Weekly Economic Indicators: Equity Rally Ahead?

The schedule for the week of January 7th  includes:


  • Monday:  Treasury STRIPS
  • Tuesday:  NFIB Small Business Optimism Index, ICSC-Goldman Store Sales, and Consumer Credit
  • Wednesday:  MBA Purchase Applications
  • Thursday:  Jobless Claims, Wholesale Trade, Fed Balance Sheet, Esther George, James Bullard, and Narayana Kocherlakota speak
  • Friday:  International Trade, Import and Export Prices, Treasury Budget, and Charles Plosser Speaks

 I spoke with Benedict Willis III, Managing Director of Albert Fried & Company, LLC., and frequent commentator on Bloomberg, CNBC, and FOX Business, about the economic calendar for next week. Willis is focused on the overall market, 4th quarter GDP, 4th quarter earnings, and weekly jobless claims.

Willis expects a rally in the equity markets, since Congress reached a deal on the fiscal cliff negotiations. He thinks the tape was expecting some sort of a scaled down or partial deal and thus, the equity markets will trend higher in the first quarter, although 2013 will look much like 2012. The next big battle will be over the debt ceiling vote in a few weeks, which will give political leaders more time to squabble over the budget. Willis is concerned with interest rate risk around the world. All the central banks around the world have lowered rates, and it could cause a whip lash effect in financial markets. Willis pointed out, “the effects of lowered interest rates globally have been diminished, as Japan has come to realize, after having lowered rates for a decade.” He is also concerned with the euro zone, which has been on the doldrums and shaded by the fiscal cliff. In addition, China has been left undervalued given its impact on the globe, and there are indications the new regime will allow growth to continue.

4th Quarter GDP

Willis would not be surprised to see corporations use the fiscal cliff as an excuse as to why they are not expanding business by investing and hiring again. He believes companies will continue to hoard cash and operate in a very competitive environment.  He is expecting GDP to be in line with expectations, somewhere between to 2.5%-3%. First quarter GDP, he expects to be on the higher end of 3%, about where economists are forecasting, as the economy comes out of a downturn.

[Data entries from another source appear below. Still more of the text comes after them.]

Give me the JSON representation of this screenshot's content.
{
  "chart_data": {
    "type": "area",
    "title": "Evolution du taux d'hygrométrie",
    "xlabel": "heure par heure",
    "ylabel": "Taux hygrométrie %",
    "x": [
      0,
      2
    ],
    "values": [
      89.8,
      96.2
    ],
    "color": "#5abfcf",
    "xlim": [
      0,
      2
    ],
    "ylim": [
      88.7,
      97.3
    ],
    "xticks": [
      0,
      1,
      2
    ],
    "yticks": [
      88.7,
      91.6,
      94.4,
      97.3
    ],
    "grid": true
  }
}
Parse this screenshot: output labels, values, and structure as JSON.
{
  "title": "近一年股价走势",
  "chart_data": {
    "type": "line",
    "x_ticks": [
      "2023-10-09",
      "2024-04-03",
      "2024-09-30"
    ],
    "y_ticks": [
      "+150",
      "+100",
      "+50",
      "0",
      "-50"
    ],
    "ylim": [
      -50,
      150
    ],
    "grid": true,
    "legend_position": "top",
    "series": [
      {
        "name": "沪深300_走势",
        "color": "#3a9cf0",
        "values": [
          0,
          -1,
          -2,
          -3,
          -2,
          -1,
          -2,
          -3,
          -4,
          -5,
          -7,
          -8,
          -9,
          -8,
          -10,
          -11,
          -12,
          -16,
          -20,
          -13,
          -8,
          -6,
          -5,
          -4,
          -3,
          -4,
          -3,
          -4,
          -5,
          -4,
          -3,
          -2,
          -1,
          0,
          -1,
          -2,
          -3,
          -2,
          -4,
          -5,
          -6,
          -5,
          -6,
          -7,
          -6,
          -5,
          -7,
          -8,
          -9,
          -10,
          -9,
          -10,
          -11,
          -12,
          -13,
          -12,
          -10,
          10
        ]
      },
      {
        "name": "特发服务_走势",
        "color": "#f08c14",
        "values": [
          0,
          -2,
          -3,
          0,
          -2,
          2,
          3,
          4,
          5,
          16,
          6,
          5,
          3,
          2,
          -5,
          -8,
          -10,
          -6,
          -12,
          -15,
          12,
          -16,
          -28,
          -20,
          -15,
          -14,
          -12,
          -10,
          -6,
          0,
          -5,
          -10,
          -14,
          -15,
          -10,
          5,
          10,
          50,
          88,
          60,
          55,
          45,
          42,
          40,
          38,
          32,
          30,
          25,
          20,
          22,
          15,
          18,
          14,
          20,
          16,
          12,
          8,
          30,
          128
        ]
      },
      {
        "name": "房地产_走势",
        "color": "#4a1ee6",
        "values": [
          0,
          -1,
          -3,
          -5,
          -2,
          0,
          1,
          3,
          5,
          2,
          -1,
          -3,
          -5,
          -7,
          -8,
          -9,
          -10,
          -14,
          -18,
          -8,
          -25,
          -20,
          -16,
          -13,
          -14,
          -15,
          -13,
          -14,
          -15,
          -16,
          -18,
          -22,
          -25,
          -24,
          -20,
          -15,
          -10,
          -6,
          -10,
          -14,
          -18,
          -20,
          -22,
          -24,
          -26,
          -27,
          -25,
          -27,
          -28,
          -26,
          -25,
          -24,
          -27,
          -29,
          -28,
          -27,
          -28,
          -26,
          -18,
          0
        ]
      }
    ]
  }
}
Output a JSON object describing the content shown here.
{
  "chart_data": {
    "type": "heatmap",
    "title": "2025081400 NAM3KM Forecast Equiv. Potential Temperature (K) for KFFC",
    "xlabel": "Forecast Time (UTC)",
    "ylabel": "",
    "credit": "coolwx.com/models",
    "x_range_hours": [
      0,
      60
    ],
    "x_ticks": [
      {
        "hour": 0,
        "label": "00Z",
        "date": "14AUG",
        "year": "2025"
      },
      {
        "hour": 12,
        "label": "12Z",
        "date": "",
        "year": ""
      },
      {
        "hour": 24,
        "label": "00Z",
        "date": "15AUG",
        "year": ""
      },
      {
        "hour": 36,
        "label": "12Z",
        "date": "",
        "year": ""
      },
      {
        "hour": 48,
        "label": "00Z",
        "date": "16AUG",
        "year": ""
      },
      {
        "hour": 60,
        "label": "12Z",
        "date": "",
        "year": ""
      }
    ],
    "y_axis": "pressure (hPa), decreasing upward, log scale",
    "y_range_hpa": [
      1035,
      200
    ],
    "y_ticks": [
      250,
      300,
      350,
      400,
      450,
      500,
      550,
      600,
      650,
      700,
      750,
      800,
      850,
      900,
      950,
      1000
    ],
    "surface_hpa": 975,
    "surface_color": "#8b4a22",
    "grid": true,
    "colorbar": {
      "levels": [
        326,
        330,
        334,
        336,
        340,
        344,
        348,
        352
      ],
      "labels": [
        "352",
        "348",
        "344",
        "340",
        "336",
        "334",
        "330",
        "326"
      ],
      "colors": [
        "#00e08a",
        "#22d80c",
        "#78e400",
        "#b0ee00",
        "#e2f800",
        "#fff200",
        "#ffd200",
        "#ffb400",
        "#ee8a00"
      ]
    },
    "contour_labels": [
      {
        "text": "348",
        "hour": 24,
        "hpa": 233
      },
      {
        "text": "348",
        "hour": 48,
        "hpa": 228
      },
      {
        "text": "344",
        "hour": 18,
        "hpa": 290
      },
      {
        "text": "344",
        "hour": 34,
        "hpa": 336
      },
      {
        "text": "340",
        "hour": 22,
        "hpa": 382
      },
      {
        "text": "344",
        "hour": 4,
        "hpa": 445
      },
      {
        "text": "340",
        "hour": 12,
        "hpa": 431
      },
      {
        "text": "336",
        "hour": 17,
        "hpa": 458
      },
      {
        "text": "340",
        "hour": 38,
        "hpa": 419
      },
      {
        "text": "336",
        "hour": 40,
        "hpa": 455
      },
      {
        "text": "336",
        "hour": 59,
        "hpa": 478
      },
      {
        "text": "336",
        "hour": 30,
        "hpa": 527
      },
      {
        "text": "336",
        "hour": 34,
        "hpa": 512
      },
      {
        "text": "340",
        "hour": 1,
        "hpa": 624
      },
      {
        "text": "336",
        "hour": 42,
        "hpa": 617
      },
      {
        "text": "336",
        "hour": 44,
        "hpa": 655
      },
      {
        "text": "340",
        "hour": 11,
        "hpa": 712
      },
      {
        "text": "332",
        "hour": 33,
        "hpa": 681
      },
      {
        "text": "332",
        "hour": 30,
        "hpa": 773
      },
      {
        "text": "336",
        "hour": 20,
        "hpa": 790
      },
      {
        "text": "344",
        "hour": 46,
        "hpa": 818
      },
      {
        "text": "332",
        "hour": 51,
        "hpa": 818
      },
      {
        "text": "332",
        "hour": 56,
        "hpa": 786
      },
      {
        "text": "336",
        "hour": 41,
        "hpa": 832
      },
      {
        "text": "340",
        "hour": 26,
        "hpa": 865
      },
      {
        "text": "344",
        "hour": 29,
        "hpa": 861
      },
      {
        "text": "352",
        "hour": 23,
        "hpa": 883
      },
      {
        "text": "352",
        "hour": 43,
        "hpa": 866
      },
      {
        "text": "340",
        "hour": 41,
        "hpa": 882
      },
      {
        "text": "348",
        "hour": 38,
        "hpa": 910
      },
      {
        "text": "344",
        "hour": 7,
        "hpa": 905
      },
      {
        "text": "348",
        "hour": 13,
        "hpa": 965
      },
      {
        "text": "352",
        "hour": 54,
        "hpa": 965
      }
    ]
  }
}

4th Quarter Earnings & Weekly Jobless Claims

The final quarter’s earnings have been overshadowed by the fiscal cliff negotiations. He expects 4th quarter earnings to be spotty, as the bigger, more efficient companies will continue to do better in this environment, while the less efficient companies will be the laggards. Retailers will be an interesting sector to watch, as the initial reading from the holiday shopping season was “it’s the best in history”, however, after the final numbers were tallied, the sector barely beat last year’s numbers. Housing stocks, which have performed phenomenally, will likely continue to be better performers, but he questions whether the strong trend will continue into the new year. Willis is forecasting the jobless claims numbers to keep coming down to the low 300K range, as growth picks up in 2013 and thinks the trend is starting to become encouraging.

Ben’s Gripe

Willis said he will be the first one voting out politicians who dragged their feet on the budget negotiations in Washington, and he hopes his fellow Americans will join him in voicing their concerns. Willis said its time to clean house and vote all the politician who are obstructionists out of office, and elect new responsible representatives, who will work on behalf of the people.

Buzz on the Trading Floor

Volumes continue to be low, and traders are hoping the SEC will address market structure on spreads and dark pools. When asked, how do you encourage the individual investor to return to the market place, Willis said, interest rate risk could be one way to drive individual investors back into the equity markets.